À Hormisdas-Gamelin, les spectacles annuels Multitude et Secondaire en spectacle n'auront pas lieu au printemps prochain. Plusieurs activités parascolaires, comme des voyages organisés et le bal des finissants, sont également en suspens.

«Si les jeunes viennent à l'école et qu'ils n'ont pas de motivation avec les activités, ils ne seront plus intéressés. On parle aussi de couper des mesures d'aide pour les élèves, mais il ne faut pas laisser faire ça. Il faut les aider parce que ça fait des élèves qui vont décrocher», peste Tamika Boudreault.
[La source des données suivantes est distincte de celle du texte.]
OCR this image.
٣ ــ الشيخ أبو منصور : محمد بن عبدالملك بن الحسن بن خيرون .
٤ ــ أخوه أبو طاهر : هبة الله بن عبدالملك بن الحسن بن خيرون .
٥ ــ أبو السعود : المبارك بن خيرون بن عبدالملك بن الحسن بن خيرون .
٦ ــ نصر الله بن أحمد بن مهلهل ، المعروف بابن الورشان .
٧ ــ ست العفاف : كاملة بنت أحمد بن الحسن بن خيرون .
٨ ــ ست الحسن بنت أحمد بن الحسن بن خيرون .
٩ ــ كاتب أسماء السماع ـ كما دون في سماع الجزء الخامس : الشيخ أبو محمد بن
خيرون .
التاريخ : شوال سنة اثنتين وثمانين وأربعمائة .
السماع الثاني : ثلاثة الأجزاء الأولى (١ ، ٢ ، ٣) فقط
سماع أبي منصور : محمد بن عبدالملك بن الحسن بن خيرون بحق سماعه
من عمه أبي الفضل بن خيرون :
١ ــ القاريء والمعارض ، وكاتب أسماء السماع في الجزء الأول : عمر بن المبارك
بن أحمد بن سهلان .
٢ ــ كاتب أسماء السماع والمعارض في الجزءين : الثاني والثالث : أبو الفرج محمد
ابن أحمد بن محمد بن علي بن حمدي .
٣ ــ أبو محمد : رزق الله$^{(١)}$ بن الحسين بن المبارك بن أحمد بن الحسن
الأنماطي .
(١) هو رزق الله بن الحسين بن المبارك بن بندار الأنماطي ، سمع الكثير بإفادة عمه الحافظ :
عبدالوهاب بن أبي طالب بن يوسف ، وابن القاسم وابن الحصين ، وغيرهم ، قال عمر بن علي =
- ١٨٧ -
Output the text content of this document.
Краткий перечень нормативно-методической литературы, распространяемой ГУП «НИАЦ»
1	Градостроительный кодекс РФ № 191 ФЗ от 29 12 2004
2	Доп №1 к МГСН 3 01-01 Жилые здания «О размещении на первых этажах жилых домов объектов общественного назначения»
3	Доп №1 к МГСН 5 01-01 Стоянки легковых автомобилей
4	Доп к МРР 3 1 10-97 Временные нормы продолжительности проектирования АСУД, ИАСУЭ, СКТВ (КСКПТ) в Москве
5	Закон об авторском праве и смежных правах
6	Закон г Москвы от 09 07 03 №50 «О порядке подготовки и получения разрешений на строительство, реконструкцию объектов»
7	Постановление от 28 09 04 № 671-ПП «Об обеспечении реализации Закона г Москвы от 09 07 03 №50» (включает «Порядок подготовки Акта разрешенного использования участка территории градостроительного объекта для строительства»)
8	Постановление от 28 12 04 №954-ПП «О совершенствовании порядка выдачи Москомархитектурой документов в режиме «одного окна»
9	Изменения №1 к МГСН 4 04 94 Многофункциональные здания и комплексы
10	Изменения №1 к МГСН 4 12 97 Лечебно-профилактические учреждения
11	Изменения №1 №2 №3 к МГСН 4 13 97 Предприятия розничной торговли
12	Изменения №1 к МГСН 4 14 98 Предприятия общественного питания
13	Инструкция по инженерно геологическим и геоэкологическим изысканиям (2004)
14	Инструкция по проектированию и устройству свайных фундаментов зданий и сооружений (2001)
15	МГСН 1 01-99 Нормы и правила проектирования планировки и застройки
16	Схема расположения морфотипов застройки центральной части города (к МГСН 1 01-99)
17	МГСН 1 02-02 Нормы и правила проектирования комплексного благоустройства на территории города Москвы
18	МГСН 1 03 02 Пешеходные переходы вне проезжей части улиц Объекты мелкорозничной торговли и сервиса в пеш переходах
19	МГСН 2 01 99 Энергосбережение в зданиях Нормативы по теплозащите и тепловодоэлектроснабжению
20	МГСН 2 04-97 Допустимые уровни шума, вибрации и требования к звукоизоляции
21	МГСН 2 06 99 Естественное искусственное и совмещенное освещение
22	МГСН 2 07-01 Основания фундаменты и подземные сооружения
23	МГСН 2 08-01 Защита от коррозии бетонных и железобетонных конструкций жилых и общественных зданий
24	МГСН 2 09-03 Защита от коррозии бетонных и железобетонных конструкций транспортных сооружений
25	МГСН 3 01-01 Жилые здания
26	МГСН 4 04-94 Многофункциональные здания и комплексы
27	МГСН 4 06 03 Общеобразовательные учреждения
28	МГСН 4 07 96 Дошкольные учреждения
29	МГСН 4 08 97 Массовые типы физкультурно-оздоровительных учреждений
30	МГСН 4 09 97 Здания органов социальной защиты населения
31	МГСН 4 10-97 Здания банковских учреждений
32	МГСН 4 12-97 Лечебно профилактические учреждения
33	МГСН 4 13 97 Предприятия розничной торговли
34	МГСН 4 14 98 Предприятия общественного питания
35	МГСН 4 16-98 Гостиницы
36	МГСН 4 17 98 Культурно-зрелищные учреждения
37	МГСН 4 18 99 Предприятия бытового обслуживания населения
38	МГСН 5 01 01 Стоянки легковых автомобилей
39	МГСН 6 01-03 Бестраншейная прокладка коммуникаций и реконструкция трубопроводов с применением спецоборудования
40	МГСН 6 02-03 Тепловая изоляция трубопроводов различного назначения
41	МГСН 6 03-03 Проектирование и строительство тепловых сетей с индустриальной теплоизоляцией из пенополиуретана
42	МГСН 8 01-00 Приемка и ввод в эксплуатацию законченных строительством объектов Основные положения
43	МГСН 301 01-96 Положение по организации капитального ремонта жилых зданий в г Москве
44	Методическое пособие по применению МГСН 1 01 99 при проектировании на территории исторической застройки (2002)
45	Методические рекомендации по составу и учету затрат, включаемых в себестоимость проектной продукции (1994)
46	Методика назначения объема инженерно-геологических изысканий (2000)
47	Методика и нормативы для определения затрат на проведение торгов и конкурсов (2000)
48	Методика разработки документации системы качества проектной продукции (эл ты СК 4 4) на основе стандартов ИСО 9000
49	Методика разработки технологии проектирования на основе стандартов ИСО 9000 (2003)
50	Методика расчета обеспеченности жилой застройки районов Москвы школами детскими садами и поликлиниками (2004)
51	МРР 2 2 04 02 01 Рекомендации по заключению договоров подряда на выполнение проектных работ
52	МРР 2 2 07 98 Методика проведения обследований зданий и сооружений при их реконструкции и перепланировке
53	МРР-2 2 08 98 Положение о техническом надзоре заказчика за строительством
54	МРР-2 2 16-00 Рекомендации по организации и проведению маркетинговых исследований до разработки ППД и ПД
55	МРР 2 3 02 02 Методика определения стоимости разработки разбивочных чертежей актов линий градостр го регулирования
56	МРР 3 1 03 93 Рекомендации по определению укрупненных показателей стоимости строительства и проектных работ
«Les profs coupent sur les périodes de récupération et sur les explications parce qu'on a trop de matière à voir en moins de temps. En plus, on veut ajouter des élèves dans les classes. C'est nous qui sommes pénalisés dans tout ça», déplore pour sa part Alexandra, une élève de cinquième secondaire.

Les organisateurs espèrent que le mouvement de manifestation s'étendra à l'ensemble du réseau public du Québec.

La CSCV réagit

De son côté, le président de la Commission scolaire au Coeur-des-Vallées (CSCV), Jocelyn Fréchette, a indiqué qu'il s'agissait d'un événement «surprise» et que l'administration n'était pas au courant.

La CSCV ne cautionne pas la manifestation puisque celle-ci s'est faite pendant les heures de cours.

«C'est sûr qu'on endosse pas les manifestations durant les périodes de classe. Il y a des places et des forums où les gens qui sont touchés par les compressions peuvent venir exprimer leurs doléances, comme c'est le cas avec le conseil des commissaires», a affirmé M. Fréchette.

Le président de la commission scolaire a précisé que les élèves ayant séché leurs cours, lundi après-midi, verront une absence non motivée être ajoutée à leur dossier en vertu de la politique d'absentéisme de l'établissement. Les parents des élèves concernés seront avisés de la situation.

Les manifestants interrogés ont affirmé au Droit qu'ils endosseraient les conséquences de leur absence en classe.